December 28, 2006

Chile Today — Better Off Than Yesterday; Prove ‘Us’ Wrong

Yesterday’s post that discussed the problem with radically raising the Social Security taxable earnings limit was a sneak preview of what will continue to happen if the USA “stays the course” with Social Security: ever-higher taxes, less economic growth, and eventually, a situation similar to the virtually intractable one found in Germany.

A while back, I said that I would defend Chile’s privatized Social Security system (praised here shortly after Augusto Pinochet’s death) beyond the awfully good back-of-the-napkin defense done at that comment.

Well, thanks to this post and this post by George Reisman, I’m interjecting two intermediate and necessary steps in the process.
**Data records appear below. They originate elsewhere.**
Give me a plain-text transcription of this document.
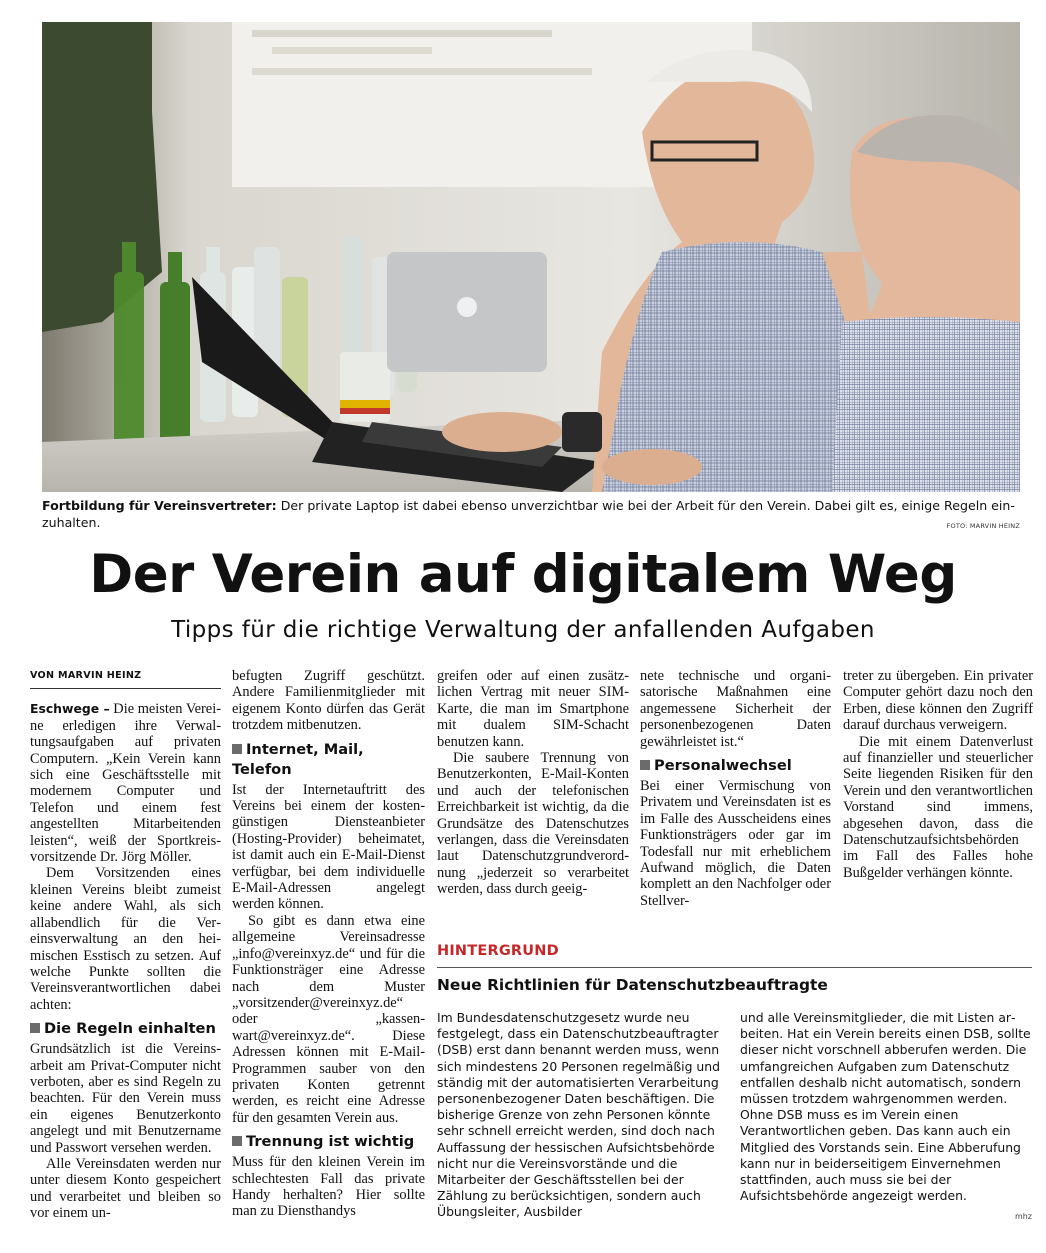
Fortbildung für Vereinsvertreter: Der private Laptop ist dabei ebenso unverzichtbar wie bei der Arbeit für den Verein. Dabei gilt es, einige Regeln einzuhalten.	FOTO: MARVIN HEINZ
Der Verein auf digitalem Weg
Tipps für die richtige Verwaltung der anfallenden Aufgaben
VON MARVIN HEINZ

Eschwege – Die meisten Vereine erledigen ihre Verwaltungsaufgaben auf privaten Computern. „Kein Verein kann sich eine Geschäftsstelle mit modernem Computer und Telefon und einem fest angestellten Mitarbeitenden leisten“, weiß der Sportkreisvorsitzende Dr. Jörg Möller.

Dem Vorsitzenden eines kleinen Vereins bleibt zumeist keine andere Wahl, als sich allabendlich für die Vereinsverwaltung an den heimischen Esstisch zu setzen. Auf welche Punkte sollten die Vereinsverantwortlichen dabei achten:

Die Regeln einhalten

Grundsätzlich ist die Vereinsarbeit am Privat-Computer nicht verboten, aber es sind Regeln zu beachten. Für den Verein muss ein eigenes Benutzerkonto angelegt und mit Benutzername und Passwort versehen werden.

Alle Vereinsdaten werden nur unter diesem Konto gespeichert und verarbeitet und bleiben so vor einem un-

befugten Zugriff geschützt. Andere Familienmitglieder mit eigenem Konto dürfen das Gerät trotzdem mitbenutzen.

Internet, Mail, Telefon

Ist der Internetauftritt des Vereins bei einem der kostengünstigen Diensteanbieter (Hosting-Provider) beheimatet, ist damit auch ein E-Mail-Dienst verfügbar, bei dem individuelle E-Mail-Adressen angelegt werden können.

So gibt es dann etwa eine allgemeine Vereinsadresse „info@vereinxyz.de“ und für die Funktionsträger eine Adresse nach dem Muster „vorsitzender@vereinxyz.de“ oder „kassenwart@vereinxyz.de“. Diese Adressen können mit E-Mail-Programmen sauber von den privaten Konten getrennt werden, es reicht eine Adresse für den gesamten Verein aus.

Trennung ist wichtig

Muss für den kleinen Verein im schlechtesten Fall das private Handy herhalten? Hier sollte man zu Diensthandys

greifen oder auf einen zusätzlichen Vertrag mit neuer SIM-Karte, die man im Smartphone mit dualem SIM-Schacht benutzen kann.

Die saubere Trennung von Benutzerkonten, E-Mail-Konten und auch der telefonischen Erreichbarkeit ist wichtig, da die Grundsätze des Datenschutzes verlangen, dass die Vereinsdaten laut Datenschutzgrundverordnung „jederzeit so verarbeitet werden, dass durch geeig-

nete technische und organisatorische Maßnahmen eine angemessene Sicherheit der personenbezogenen Daten gewährleistet ist.“

Personalwechsel

Bei einer Vermischung von Privatem und Vereinsdaten ist es im Falle des Ausscheidens eines Funktionsträgers oder gar im Todesfall nur mit erheblichem Aufwand möglich, die Daten komplett an den Nachfolger oder Stellver-

treter zu übergeben. Ein privater Computer gehört dazu noch den Erben, diese können den Zugriff darauf durchaus verweigern.

Die mit einem Datenverlust auf finanzieller und steuerlicher Seite liegenden Risiken für den Verein und den verantwortlichen Vorstand sind immens, abgesehen davon, dass die Datenschutzaufsichtsbehörden im Fall des Falles hohe Bußgelder verhängen könnte.

HINTERGRUND
Neue Richtlinien für Datenschutzbeauftragte

Im Bundesdatenschutzgesetz wurde neu festgelegt, dass ein Datenschutzbeauftragter (DSB) erst dann benannt werden muss, wenn sich mindestens 20 Personen regelmäßig und ständig mit der automatisierten Verarbeitung personenbezogener Daten beschäftigen. Die bisherige Grenze von zehn Personen könnte sehr schnell erreicht werden, sind doch nach Auffassung der hessischen Aufsichtsbehörde nicht nur die Vereinsvorstände und die Mitarbeiter der Geschäftsstellen bei der Zählung zu berücksichtigen, sondern auch Übungsleiter, Ausbilder

und alle Vereinsmitglieder, die mit Listen arbeiten. Hat ein Verein bereits einen DSB, sollte dieser nicht vorschnell abberufen werden. Die umfangreichen Aufgaben zum Datenschutz entfallen deshalb nicht automatisch, sondern müssen trotzdem wahrgenommen werden. Ohne DSB muss es im Verein einen Verantwortlichen geben. Das kann auch ein Mitglied des Vorstands sein. Eine Abberufung kann nur in beiderseitigem Einvernehmen stattfinden, auch muss sie bei der Aufsichtsbehörde angezeigt werden.

mhz
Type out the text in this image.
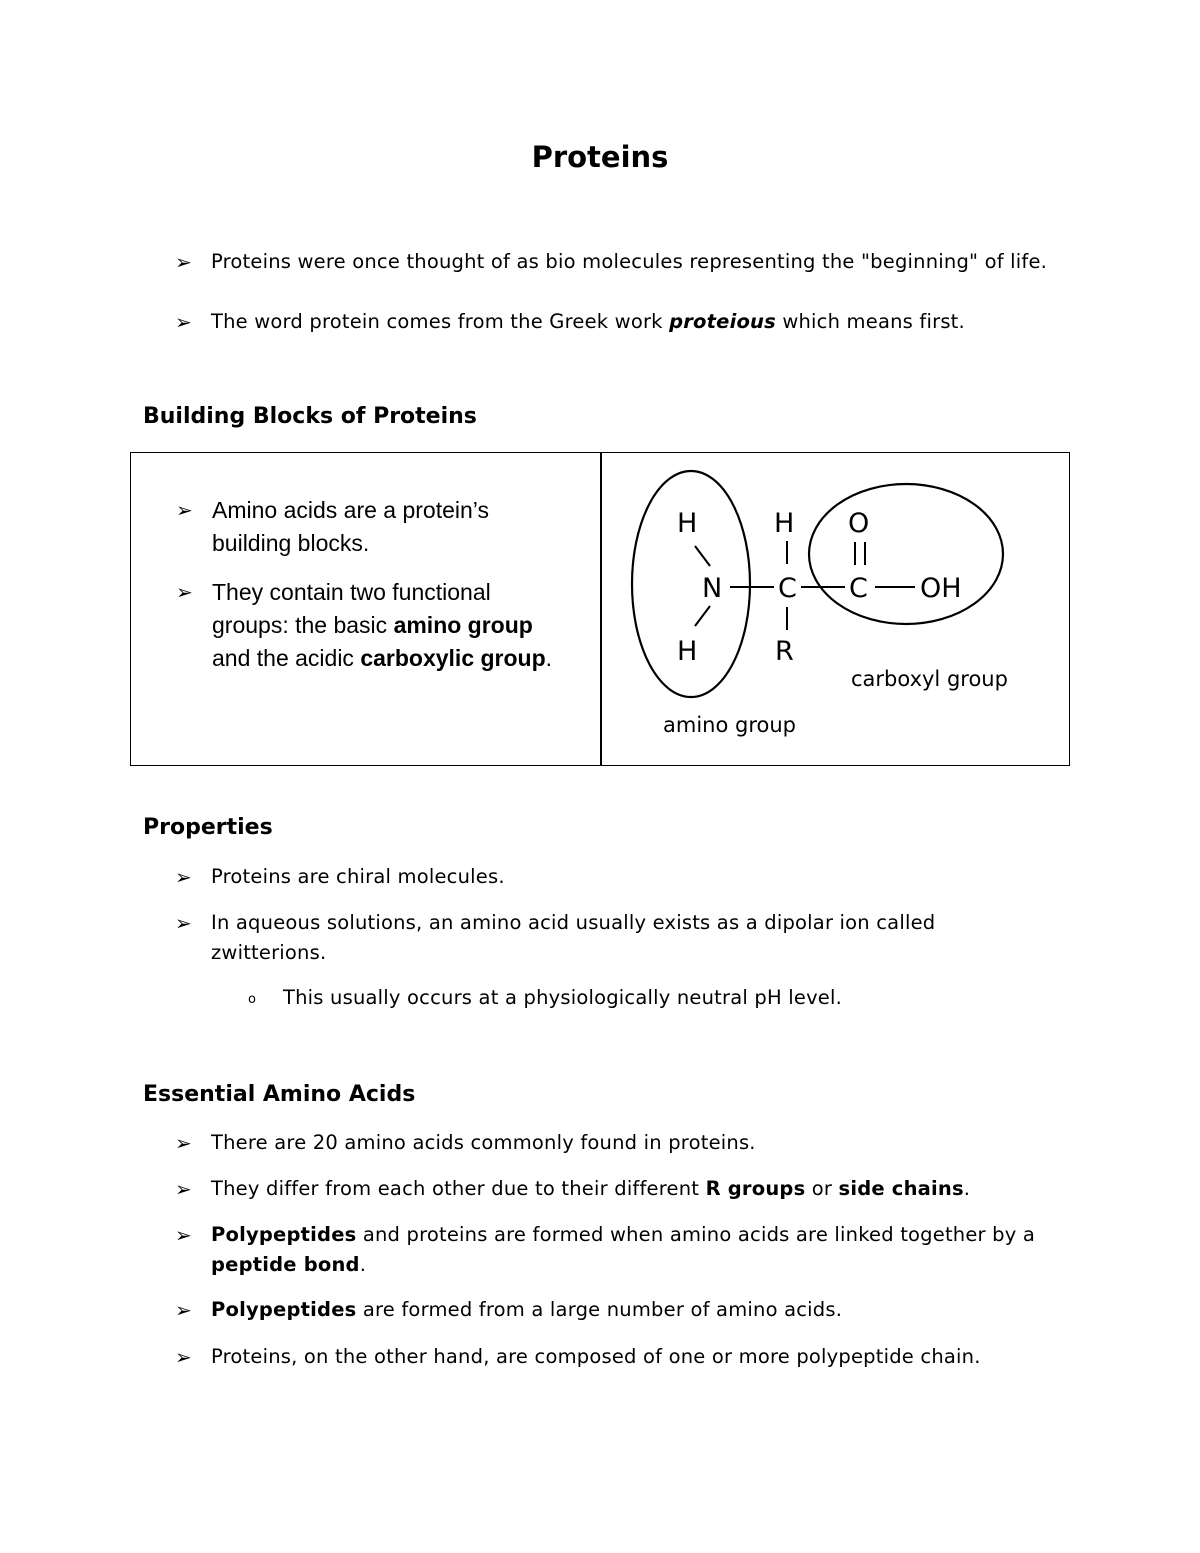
Proteins
➢ Proteins were once thought of as bio molecules representing the "beginning" of life.
➢ The word protein comes from the Greek work proteious which means first.
Building Blocks of Proteins
➢ Amino acids are a protein’s building blocks.
➢ They contain two functional groups: the basic amino group and the acidic carboxylic group.
H
N
H
H
C
R
O
C OH
carboxyl group
amino group
Properties
➢ Proteins are chiral molecules.
➢ In aqueous solutions, an amino acid usually exists as a dipolar ion called zwitterions.
o This usually occurs at a physiologically neutral pH level.
Essential Amino Acids
➢ There are 20 amino acids commonly found in proteins.
➢ They differ from each other due to their different R groups or side chains.
➢ Polypeptides and proteins are formed when amino acids are linked together by a peptide bond.
➢ Polypeptides are formed from a large number of amino acids.
➢ Proteins, on the other hand, are composed of one or more polypeptide chain.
I’ll dig into the alleged present difficulties in Chile’s retirement system, (even though, after 25 years, no one in Chile advocates going back to the old statist model, which was essentially the Social Security system the US has, i.e., the one that is heading for the cliff), AFTER these two items are addressed:

  • Step 1 — Acknowledge the fundamental truth about what Reisman has to say in his two posts regarding what Pinochet accomplished. Particularly, acknowledge that what he installed and eventually transitioned to was an improvement on what his predecessor Allende had “accomplished” and was on his way to installing (i.e., a Castro-like dictatorship). If you can’t admit to the fact that what Pinochet did netted out to a good/less bad thing, then you won’t acknowledge the essential reality of Chile’s history. What’s the point of holding a discussion with those who hold to such demonstrable ignorance. The Chilean retirement system debate then becomes a relatively minor diversion not worthy of serious discussion with someone who otherwise won’t admit the obvious.
  • Step 2 — Fix, in the body of the post, the obvious error made by “staff” where he claims that only 10% of Chile’s population has adequate retirement coverage. Even by the twisted logic of Chile’s quoted politicians and the New York Times in the article cited, it’s 30%. Fix it, in the body of THAT POST, and I’ll start digging some more. I’ve already proven that a majority, and perhaps a substantial one, has adequate retirement coverage. If the post isn’t modified, then I’ll assume that the site’s new proprietor chief propagandist is not legitimately interested in getting an answer, and I’ll consider it a non-negotiated surrender.